Bir süre önce bu köşede sizlere, engelli oğlunu götürdüğü bir restorandan ‘kibarca’ kovulan bir annenin yaşadıklarını aktarmış ve asıl engelin bazı insanların ‘beyinlerinde’ olduğunu ifade etmiştim. Sonrasında özür dileyen ve bunu yaparken, “Diğer müşterilerimize karşı da sorumluyuz..” mealinden bir şeyler söyleyerek beyinlerindeki engelin hangi boyutta olduğunu gösteren işletme sahiplerini kınamış ve bu tür insanları ifşa edeceğimi belirtmiştim…

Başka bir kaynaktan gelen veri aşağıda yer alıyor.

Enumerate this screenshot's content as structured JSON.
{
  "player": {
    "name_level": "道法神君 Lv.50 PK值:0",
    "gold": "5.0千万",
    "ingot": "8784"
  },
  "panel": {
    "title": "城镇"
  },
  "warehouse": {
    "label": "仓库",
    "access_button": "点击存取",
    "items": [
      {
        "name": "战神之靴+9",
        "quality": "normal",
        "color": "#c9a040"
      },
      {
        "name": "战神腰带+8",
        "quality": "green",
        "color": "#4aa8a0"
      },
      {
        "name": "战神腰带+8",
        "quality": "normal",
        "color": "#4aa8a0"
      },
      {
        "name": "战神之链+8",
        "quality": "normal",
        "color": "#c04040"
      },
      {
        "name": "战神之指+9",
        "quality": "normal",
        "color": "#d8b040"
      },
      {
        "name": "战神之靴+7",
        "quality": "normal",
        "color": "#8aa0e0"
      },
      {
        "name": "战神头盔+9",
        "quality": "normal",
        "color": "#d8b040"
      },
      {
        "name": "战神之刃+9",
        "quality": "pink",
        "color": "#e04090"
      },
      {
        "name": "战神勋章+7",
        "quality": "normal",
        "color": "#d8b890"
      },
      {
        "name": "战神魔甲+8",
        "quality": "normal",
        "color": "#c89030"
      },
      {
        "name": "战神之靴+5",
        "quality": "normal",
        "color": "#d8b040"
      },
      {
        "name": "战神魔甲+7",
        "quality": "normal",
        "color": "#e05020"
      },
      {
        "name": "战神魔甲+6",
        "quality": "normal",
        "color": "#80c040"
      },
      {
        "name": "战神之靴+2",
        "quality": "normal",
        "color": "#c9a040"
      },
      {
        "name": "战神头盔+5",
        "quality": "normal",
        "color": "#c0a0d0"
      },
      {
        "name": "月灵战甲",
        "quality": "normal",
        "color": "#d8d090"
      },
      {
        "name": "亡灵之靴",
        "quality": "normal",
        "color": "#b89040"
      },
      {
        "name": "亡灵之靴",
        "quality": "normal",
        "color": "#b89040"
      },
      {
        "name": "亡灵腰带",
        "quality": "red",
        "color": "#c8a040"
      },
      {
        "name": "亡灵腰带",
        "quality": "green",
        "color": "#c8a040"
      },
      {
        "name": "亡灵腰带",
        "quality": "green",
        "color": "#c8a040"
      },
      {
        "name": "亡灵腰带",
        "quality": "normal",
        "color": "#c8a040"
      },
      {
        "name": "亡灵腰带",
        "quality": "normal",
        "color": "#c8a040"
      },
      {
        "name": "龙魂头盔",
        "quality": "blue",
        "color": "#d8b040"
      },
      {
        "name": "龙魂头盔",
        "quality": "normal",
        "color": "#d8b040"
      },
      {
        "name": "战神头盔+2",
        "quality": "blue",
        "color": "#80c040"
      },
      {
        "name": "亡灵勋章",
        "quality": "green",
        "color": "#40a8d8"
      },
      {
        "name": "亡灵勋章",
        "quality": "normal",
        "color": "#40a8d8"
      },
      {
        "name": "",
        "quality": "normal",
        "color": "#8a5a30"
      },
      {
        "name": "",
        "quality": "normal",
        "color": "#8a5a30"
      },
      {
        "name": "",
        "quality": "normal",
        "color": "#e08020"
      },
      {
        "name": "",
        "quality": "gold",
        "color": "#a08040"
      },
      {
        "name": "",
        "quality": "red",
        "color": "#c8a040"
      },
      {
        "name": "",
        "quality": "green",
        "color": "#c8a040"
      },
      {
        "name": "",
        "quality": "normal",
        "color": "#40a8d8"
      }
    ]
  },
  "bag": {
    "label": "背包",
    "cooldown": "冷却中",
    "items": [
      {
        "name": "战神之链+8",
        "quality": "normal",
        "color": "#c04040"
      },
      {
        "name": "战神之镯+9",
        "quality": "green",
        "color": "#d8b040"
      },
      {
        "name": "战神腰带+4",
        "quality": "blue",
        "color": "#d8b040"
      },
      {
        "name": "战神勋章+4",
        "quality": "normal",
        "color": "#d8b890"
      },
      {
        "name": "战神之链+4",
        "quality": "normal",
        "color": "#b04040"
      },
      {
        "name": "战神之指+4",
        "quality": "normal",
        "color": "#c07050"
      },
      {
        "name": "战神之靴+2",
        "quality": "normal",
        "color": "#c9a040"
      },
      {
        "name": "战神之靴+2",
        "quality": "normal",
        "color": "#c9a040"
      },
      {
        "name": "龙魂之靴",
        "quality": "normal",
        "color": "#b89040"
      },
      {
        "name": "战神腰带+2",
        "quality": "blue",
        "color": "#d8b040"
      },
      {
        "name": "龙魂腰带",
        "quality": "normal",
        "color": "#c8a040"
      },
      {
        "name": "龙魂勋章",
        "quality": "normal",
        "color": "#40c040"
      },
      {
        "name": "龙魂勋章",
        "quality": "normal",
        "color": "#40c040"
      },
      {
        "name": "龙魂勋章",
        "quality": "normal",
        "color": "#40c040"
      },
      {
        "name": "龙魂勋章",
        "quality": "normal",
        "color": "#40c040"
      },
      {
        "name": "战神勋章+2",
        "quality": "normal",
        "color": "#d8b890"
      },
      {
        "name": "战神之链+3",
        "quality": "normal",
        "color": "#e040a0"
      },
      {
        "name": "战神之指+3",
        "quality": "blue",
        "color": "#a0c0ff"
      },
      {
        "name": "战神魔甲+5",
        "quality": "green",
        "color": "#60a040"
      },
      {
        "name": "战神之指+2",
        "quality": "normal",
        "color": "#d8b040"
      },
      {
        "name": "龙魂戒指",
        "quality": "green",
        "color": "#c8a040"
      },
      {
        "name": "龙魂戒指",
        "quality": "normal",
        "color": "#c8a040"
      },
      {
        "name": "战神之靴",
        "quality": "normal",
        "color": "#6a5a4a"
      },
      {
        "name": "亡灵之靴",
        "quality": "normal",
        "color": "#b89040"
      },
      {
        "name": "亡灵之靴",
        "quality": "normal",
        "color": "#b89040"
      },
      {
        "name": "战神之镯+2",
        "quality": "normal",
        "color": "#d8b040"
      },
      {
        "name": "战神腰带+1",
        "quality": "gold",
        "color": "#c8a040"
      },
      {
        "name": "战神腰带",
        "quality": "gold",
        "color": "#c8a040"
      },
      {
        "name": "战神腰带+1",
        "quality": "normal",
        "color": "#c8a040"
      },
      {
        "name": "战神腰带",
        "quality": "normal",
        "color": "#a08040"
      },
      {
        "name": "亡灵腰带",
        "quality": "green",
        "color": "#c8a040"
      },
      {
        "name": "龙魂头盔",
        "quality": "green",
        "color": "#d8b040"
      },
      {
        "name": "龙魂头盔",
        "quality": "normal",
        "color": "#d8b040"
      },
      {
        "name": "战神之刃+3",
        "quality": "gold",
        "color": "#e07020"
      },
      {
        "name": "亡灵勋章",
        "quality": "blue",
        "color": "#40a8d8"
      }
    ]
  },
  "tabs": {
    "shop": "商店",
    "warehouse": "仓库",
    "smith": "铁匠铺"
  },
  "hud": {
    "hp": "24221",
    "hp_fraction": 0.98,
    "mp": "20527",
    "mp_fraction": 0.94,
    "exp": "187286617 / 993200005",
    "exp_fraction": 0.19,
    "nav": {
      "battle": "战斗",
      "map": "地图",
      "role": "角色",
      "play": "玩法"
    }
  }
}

Dün yine sosyal medyada benzer bir hadise gözüme ilişti. Bu kez adres Antalya’nın son dönemlerde en gözde gezi mekanlarından Markantalya AVM. Kaynak sosyal medya olduğundan her zamanki gibi kesin konuşmak istemem ancak iddiaya göre olay şöyle gelişiyor; Sözkonusu AVM’ye engelli oğlu ile giden bir anne, bir süre dolaştıktan sonra en alt kata iniyor. Burada çocuklar için bulunan kum havuzuna oğlunu bırakmak istiyor. Ancak oradaki görevli, engelli olduğu için çocuğu kum havuzuna almıyor.

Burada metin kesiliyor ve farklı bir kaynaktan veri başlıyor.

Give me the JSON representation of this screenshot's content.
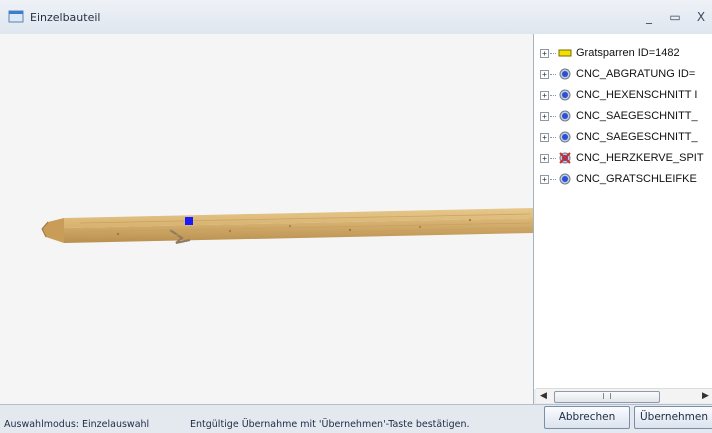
{
  "window": {
    "title": "Einzelbauteil",
    "minimize_label": "_",
    "maximize_label": "▭",
    "close_label": "X"
  },
  "tree": {
    "items": [
      {
        "label": "Gratsparren ID=1482",
        "icon": "yellow-beam-icon",
        "expander": "+"
      },
      {
        "label": "CNC_ABGRATUNG ID=",
        "icon": "gear-blue-icon",
        "expander": "+"
      },
      {
        "label": "CNC_HEXENSCHNITT I",
        "icon": "gear-blue-icon",
        "expander": "+"
      },
      {
        "label": "CNC_SAEGESCHNITT_",
        "icon": "gear-blue-icon",
        "expander": "+"
      },
      {
        "label": "CNC_SAEGESCHNITT_",
        "icon": "gear-blue-icon",
        "expander": "+"
      },
      {
        "label": "CNC_HERZKERVE_SPIT",
        "icon": "gear-red-icon",
        "expander": "+"
      },
      {
        "label": "CNC_GRATSCHLEIFKE",
        "icon": "gear-blue-icon",
        "expander": "+"
      }
    ]
  },
  "scrollbar": {
    "left_arrow": "◀",
    "right_arrow": "▶"
  },
  "status": {
    "mode": "Auswahlmodus: Einzelauswahl",
    "hint": "Entgültige Übernahme mit 'Übernehmen'-Taste bestätigen."
  },
  "buttons": {
    "cancel": "Abbrechen",
    "apply": "Übernehmen"
  },
  "colors": {
    "beam": "#d9b373",
    "selection_marker": "#1a1aff",
    "gear_blue": "#2b4fd6",
    "gear_red": "#d42a2a",
    "beam_icon_yellow": "#f2e000"
  }
}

Gerekçe ise diğer olaydakiyle aynı; ‘Diğer aileler rahatsız oluyor.’
Anne karşılaştığı bu durum karşısında şok oluyor ve tabi çok üzülüyor. Çünkü küçük oğlu kum havuzuna girmek, orada gördüğü diğer çocuklar gibi oynamak istiyor. Kadın yetkili birisini soruyor, gösteriyorlar. Onunla konuşuyor ve iddiasına göre yetkili şahıs ‘sadece bir seferlik’ diyerek çocuğun kum havuzuna alınmasına izin veriyor. Günü atlatıyorlar ancak bu durum kadının içine dert oluyor. Bunu sosyal medyada paylaşırken de şöyle diyor; “Diğer çocuklar oyuncaklar için birbiriyle kavga ederken benim sırf engelli diye alınmak istemeyen yavrum bir köşede kendi başına sessizce oynadı. Kimseye bir rahatsızlık vermedi. Yapılan bu ayrımcılığı kınıyorum. Haftaya tekrar gideceğim ve bu haksız uygulama ortadan kalkana kadar mücadele edeceğim..”

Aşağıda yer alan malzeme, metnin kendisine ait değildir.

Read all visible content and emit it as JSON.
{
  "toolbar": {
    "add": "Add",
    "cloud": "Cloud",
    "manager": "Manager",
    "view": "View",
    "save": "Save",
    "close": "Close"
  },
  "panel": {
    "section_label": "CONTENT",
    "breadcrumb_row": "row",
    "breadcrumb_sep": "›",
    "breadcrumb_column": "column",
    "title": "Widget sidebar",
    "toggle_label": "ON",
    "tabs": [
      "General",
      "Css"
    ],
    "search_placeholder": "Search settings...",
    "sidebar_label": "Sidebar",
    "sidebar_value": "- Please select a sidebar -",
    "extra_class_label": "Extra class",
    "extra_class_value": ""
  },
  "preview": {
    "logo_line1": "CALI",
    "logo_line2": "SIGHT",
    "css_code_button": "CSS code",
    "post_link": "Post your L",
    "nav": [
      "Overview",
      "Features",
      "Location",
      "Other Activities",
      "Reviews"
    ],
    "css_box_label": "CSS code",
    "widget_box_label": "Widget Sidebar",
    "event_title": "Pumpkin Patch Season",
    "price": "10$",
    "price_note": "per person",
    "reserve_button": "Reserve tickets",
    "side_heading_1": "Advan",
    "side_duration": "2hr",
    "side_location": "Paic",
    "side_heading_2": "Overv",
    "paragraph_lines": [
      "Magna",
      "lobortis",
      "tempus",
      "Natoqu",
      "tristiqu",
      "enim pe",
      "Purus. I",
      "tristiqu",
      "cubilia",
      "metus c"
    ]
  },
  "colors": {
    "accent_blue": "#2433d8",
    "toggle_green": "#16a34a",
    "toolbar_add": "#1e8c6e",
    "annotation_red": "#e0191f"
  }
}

Bu satırları okuyunca inanın bir kez daha nutkum tutuldu. Biraz önce bahsettiğim restoran örneğinin şokunu henüz atlatamamışken şimdi de AVM çıktı. Kafalarındaki engeli aşamamış zihniyetler her yerde karşımıza çıkıyor maalesef. Engellileri ‘rahatsızlık’ unsuru olarak gören beyinsel özürlü bu kişilere yazıklar olsun demekten başka elimizden bir şey gelmiyor.
Sözümün arkasındayım. Bu gibi kişileri, mekanları bir bir ifşa etmeye devam edeceğim. Böyle bir yaklaşımı asla kabul etmem/etmeyeceğim. İçlerinde ‘Hitler ruhu’ taşıyan herkesin, her işletmenin gerçek yüzünü buradan afişe edeceğim.
Hepimizin potansiyel birer engelli olduğumuz gerçeğini bu kişilere sürekli hatırlatacak ve engelli bireyleri toplum dışına itmeye çalışan hastalıklı zihniyetlerle mücadeleye gücüm yettiğince devam edeceğim.